Let’s consider one more example, operator+
. It has three instantiations, one of which we consider here:
inline var operator+(const var& x1, double x2) {
var y(x1.val_ + x2);
stack_.emplace_back([=](adj_t& adj) {
adj[x1.idx_] += adj[y.idx_];
});
return y;
}
Now there are two arguments, but only one is a var
. The value is calculating in the obvious way to construct a new var
(with a freshly generated index). Then the continuation is defined to update the adjoint of x
with the adjoint of the result y
. As for exponentiation, x1.idx
and y.idx
are stored by value.
Applying the chain rule
This is pretty easy now with a function that takes a result variable y
and computes derivatives w.r.t. the variables in x
, returning them as a vector of floating point values.
std::vector<double> grad(const var& y, const std::vector<var>& x) {
std::vector<double> adj(y.idx_ + 1, 0.0);
adj[y.idx_] = 1;
for (auto chain_f = stack_.crbegin(); chain_f != stack_.crend(); ++chain_f)
(*chain_f)(adj);
std::vector<double> dy_dx(x.size());
for (std::size_t i = 0; i < x.size(); ++i)
dy_dx[i] = adj[x[i].idx_];
return dy_dx;
}
We start by initializing the adjoint vector of double
values to a large enough size to use y.idx_
and assign all the values to 0.0
. Because we take y
as the result, each adjoint slot will hold the derivative of y
with respect to the expression with its index. So we start by setting the derivative of y
with respect to itself to be 1
.
Then we just walk over the stack of continuations from last added down to the first (the iterator crbegin()
is the top of the stack and crend()
is the bottom of the stack. Each updates the adjoints by propagating the chain rule from an expression down to its operands; it’s as easy as applying the function *chain_f
to the stack of adjoints, (*chain_f)(adj)
.
Next we allocate a standard vector for the results and copy the adjoints for the x
values into dy_dx
to return.
Using it
Here’s the main function again, which is defined outside of the agrad
namespace.
int main() {
using agrad::var;
stack_.clear();
next_idx = 0;
var x1 = 10.3;
var x2 = -1.1;
std::vector<var> x = { x1, x2 };
var y = x1 * x2 * 2 + 7;
std::vector<double> dy_dx = agrad::grad(y, x);
std::cout << "y = " << y.val_ << std::endl;
for (std::size_t i = 0; i < x.size(); ++i)
std::cout << "dy / dx[" << (i + 1) << "] = " << dy_dx[i] << std::endl;
return 0;
}
First we clear the global variables (this will not free memory in the stack, just reset the size to zero, which is the behavior we want for Stan). Then se set the next index for the next expression to zero.
Next, we just set two variables of type var
to 10.3 and -1.1 respectively. There is no explicit assignment, but there is an implicit var(double)
constructor which will get used. Then we group the variables into the x
vector to pass to grad
; this uses C++11 brace initializers.
Next, we have the expression we evaluate, var y = x1 * x2 * 2 + 7;
. This finds the overloaded operator*
and operator+
implementations defined in the agrad
namespace through argument-dependent lookup (ADL).

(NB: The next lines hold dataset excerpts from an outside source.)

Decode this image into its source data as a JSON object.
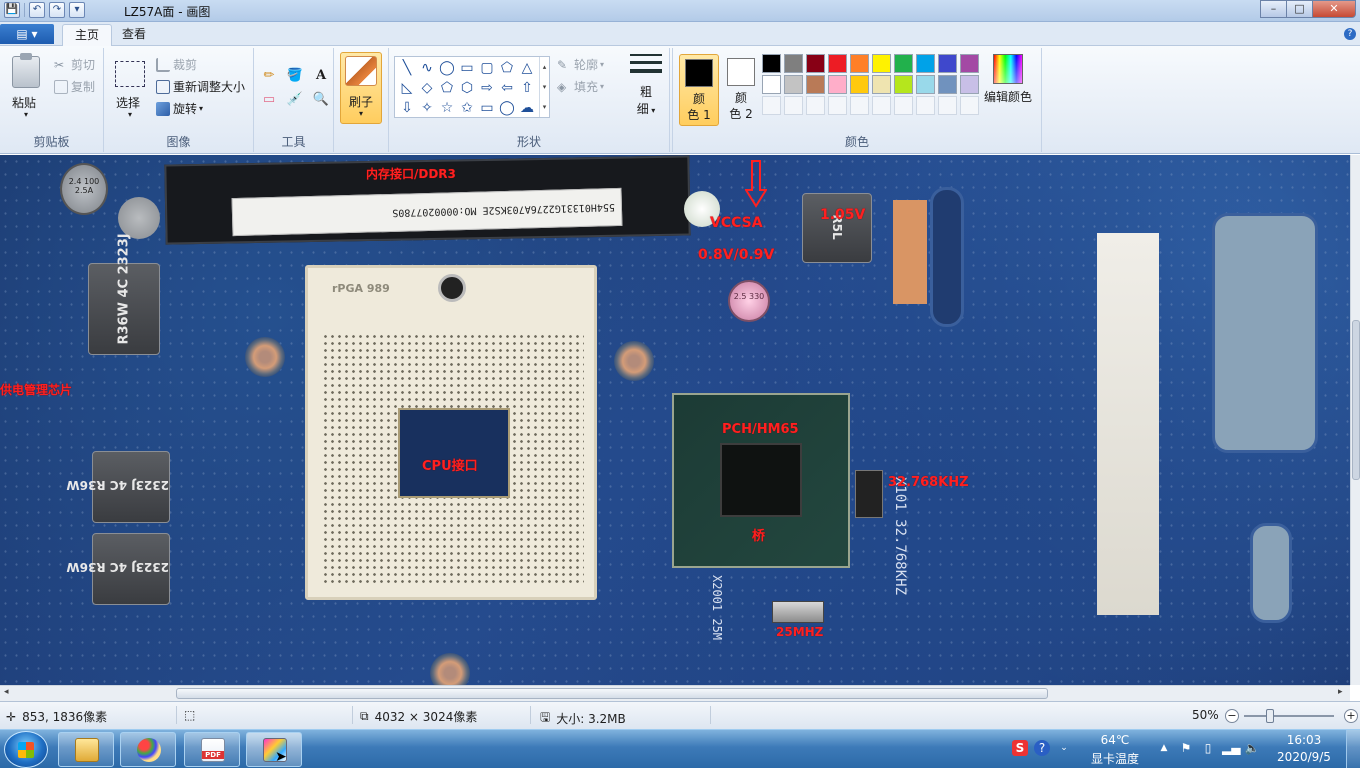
{
  "window": {
    "title": "LZ57A面 - 画图",
    "controls": {
      "minimize": "–",
      "maximize": "□",
      "close": "✕"
    }
  },
  "quick_access": {
    "save": "💾",
    "undo": "↶",
    "redo": "↷",
    "more": "▾"
  },
  "tabs": {
    "file": "▤ ▾",
    "home": "主页",
    "view": "查看"
  },
  "help": "?",
  "ribbon": {
    "clipboard": {
      "paste": "粘贴",
      "cut": "剪切",
      "copy": "复制",
      "label": "剪贴板"
    },
    "image": {
      "select": "选择",
      "crop": "裁剪",
      "resize": "重新调整大小",
      "rotate": "旋转",
      "label": "图像"
    },
    "tools": {
      "label": "工具",
      "items": [
        "✏",
        "🪣",
        "A",
        "▭",
        "💉",
        "🔍"
      ]
    },
    "brushes": {
      "label": "刷子"
    },
    "shapes": {
      "label": "形状",
      "outline": "轮廓",
      "fill": "填充",
      "items": [
        "╲",
        "∿",
        "◯",
        "▭",
        "▢",
        "⬠",
        "△",
        "◺",
        "◇",
        "⬠",
        "⬡",
        "⇨",
        "⇦",
        "⇧",
        "⇩",
        "✧",
        "☆",
        "✩",
        "▭",
        "◯",
        "☁"
      ]
    },
    "size": {
      "label_line1": "粗",
      "label_line2": "细"
    },
    "color1": {
      "line1": "颜",
      "line2": "色 1"
    },
    "color2": {
      "line1": "颜",
      "line2": "色 2"
    },
    "colors_label": "颜色",
    "edit_colors": "编辑颜色",
    "palette": [
      "#000000",
      "#7f7f7f",
      "#880015",
      "#ed1c24",
      "#ff7f27",
      "#fff200",
      "#22b14c",
      "#00a2e8",
      "#3f48cc",
      "#a349a4",
      "#ffffff",
      "#c3c3c3",
      "#b97a57",
      "#ffaec9",
      "#ffc90e",
      "#efe4b0",
      "#b5e61d",
      "#99d9ea",
      "#7092be",
      "#c8bfe7"
    ],
    "selected_color1": "#000000",
    "selected_color2": "#ffffff"
  },
  "annotations": {
    "memory_slot": "内存接口/DDR3",
    "vccsa": "VCCSA",
    "vccsa_voltage": "0.8V/0.9V",
    "v105": "1.05V",
    "power": "供电管理芯片",
    "cpu": "CPU接口",
    "pch": "PCH/HM65",
    "bridge": "桥",
    "xtal32": "32.768KHZ",
    "xtal25": "25MHZ"
  },
  "board_text": {
    "dimm_label": "554H01331G2276A703KS2E  MO:0000207780S",
    "socket_label": "rPGA 989",
    "ind1": "R36W 4C 2323J",
    "ind2": "2323J 4C R36W",
    "ind3": "2323J 4C R36W",
    "ind_top": "R5L",
    "cap1": "2.5 330",
    "cap_tl": "2.4 100 2.5A",
    "pcb_xtal": "X101 32.768KHZ",
    "pcb_x2": "X2001 25M"
  },
  "status": {
    "cursor": "853, 1836像素",
    "dimensions": "4032 × 3024像素",
    "size": "大小: 3.2MB",
    "zoom": "50%",
    "zoom_level": 0.5
  },
  "taskbar": {
    "temp": "64℃",
    "temp_label": "显卡温度",
    "time": "16:03",
    "date": "2020/9/5",
    "ime": "S"
  }
}
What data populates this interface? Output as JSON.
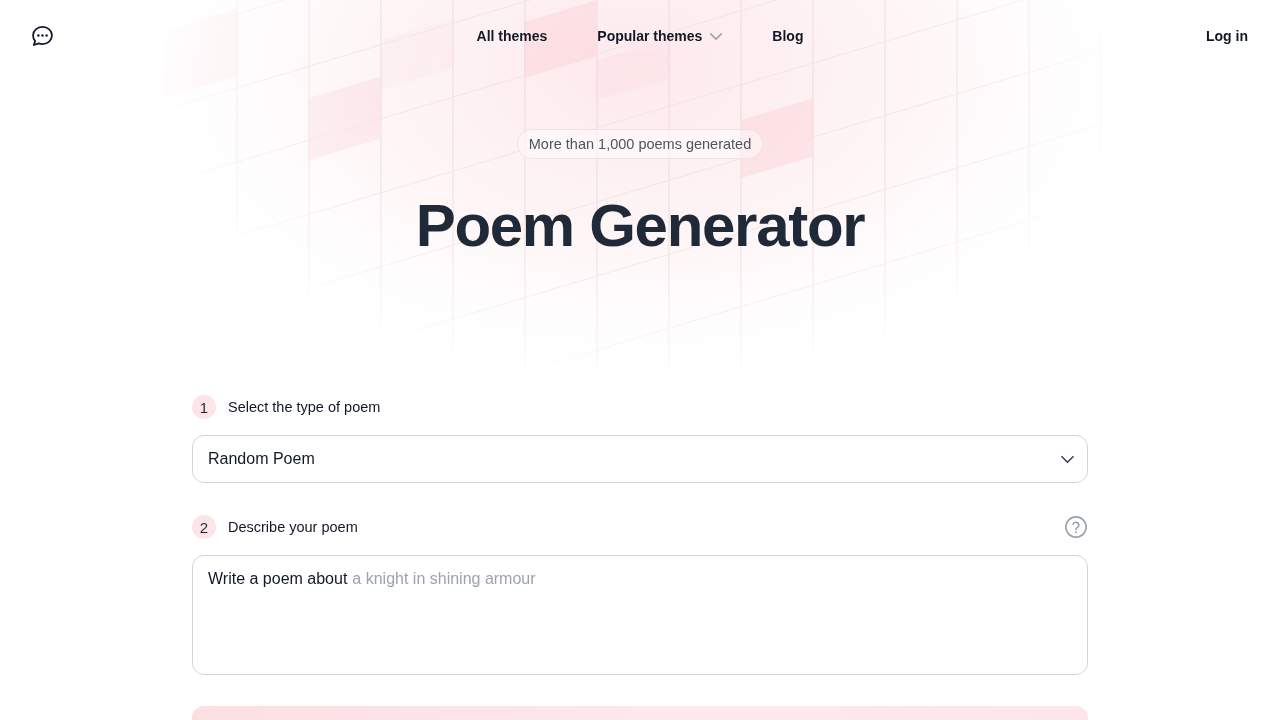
{
  "header": {
    "nav": [
      {
        "label": "All themes",
        "kind": "link"
      },
      {
        "label": "Popular themes",
        "kind": "dropdown"
      },
      {
        "label": "Blog",
        "kind": "link"
      }
    ],
    "login": "Log in"
  },
  "hero": {
    "badge": "More than 1,000 poems generated",
    "title": "Poem Generator"
  },
  "steps": [
    {
      "number": "1",
      "label": "Select the type of poem",
      "kind": "select",
      "help": false,
      "value": "Random Poem"
    },
    {
      "number": "2",
      "label": "Describe your poem",
      "kind": "textarea",
      "help": true,
      "prefix": "Write a poem about",
      "placeholder": "a knight in shining armour"
    }
  ]
}
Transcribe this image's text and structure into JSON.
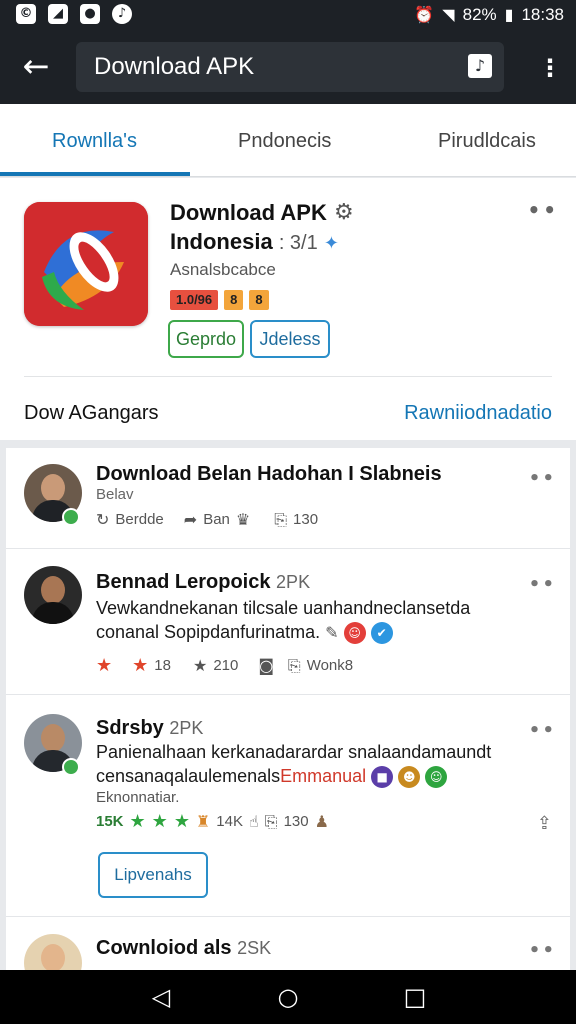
{
  "status_bar": {
    "left_icons": [
      "notification-icon",
      "image-icon",
      "camera-icon",
      "audio-icon"
    ],
    "battery": "82%",
    "time": "18:38"
  },
  "app_bar": {
    "search_text": "Download APK"
  },
  "tabs": [
    {
      "label": "Rownlla's"
    },
    {
      "label": "Pndonecis"
    },
    {
      "label": "Pirudldcais"
    }
  ],
  "app_card": {
    "title_line1": "Download APK",
    "title_line2": "Indonesia",
    "rating": ": 3/1",
    "subtitle": "Asnalsbcabce",
    "badge1": "1.0/96",
    "badge2": "8",
    "badge3": "8",
    "button_green": "Geprdo",
    "button_blue": "Jdeless",
    "left_link": "Dow AGangars",
    "right_link": "Rawniiodnadatio"
  },
  "posts": [
    {
      "title": "Download Belan Hadohan I Slabneis",
      "subtitle": "Belav",
      "action1": "Berdde",
      "action2": "Ban",
      "action3": "130"
    },
    {
      "title": "Bennad Leropoick",
      "meta": "2PK",
      "body_line1": "Vewkandnekanan tilcsale uanhandneclansetda",
      "body_line2": "conanal Sopipdanfurinatma.",
      "stat1": "18",
      "stat2": "210",
      "stat3": "Wonk8"
    },
    {
      "title": "Sdrsby",
      "meta": "2PK",
      "body_line1": "Panienalhaan kerkanadarardar snalaandamaundt",
      "body_line2": "censanaqalaulemenals",
      "body_highlight": "Emmanual",
      "body_line3": "Eknonnatiar.",
      "stat1": "15K",
      "stat2": "14K",
      "stat3": "130",
      "button_label": "Lipvenahs"
    },
    {
      "title": "Cownloiod als",
      "meta": "2SK"
    }
  ],
  "colors": {
    "accent": "#1476b5",
    "appbar": "#1d2126",
    "green": "#3ea84a",
    "red": "#e0452b"
  }
}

Finally, we calculate the gradient by calling agrad::grad
and assign the result to dy_dx
fo printing.
Et voila.
Warning!!!
This works and hopefully easy to follow. But it’s going to be slow and a memory hog.
The culprit is in the way that std::function
works. There is a really great post explaining why this approach isn’t tenable (I hot linked the relevant section, but the whole thing’s super clear and very worth reading):
- Shahar Mike’s blog post: Under the hood of lambdas and std::function
Next time
We’ll fix this problem by defining our own custom continuations. Then we’ll be back implementing someting like our current vari
, but without any built-in member variables.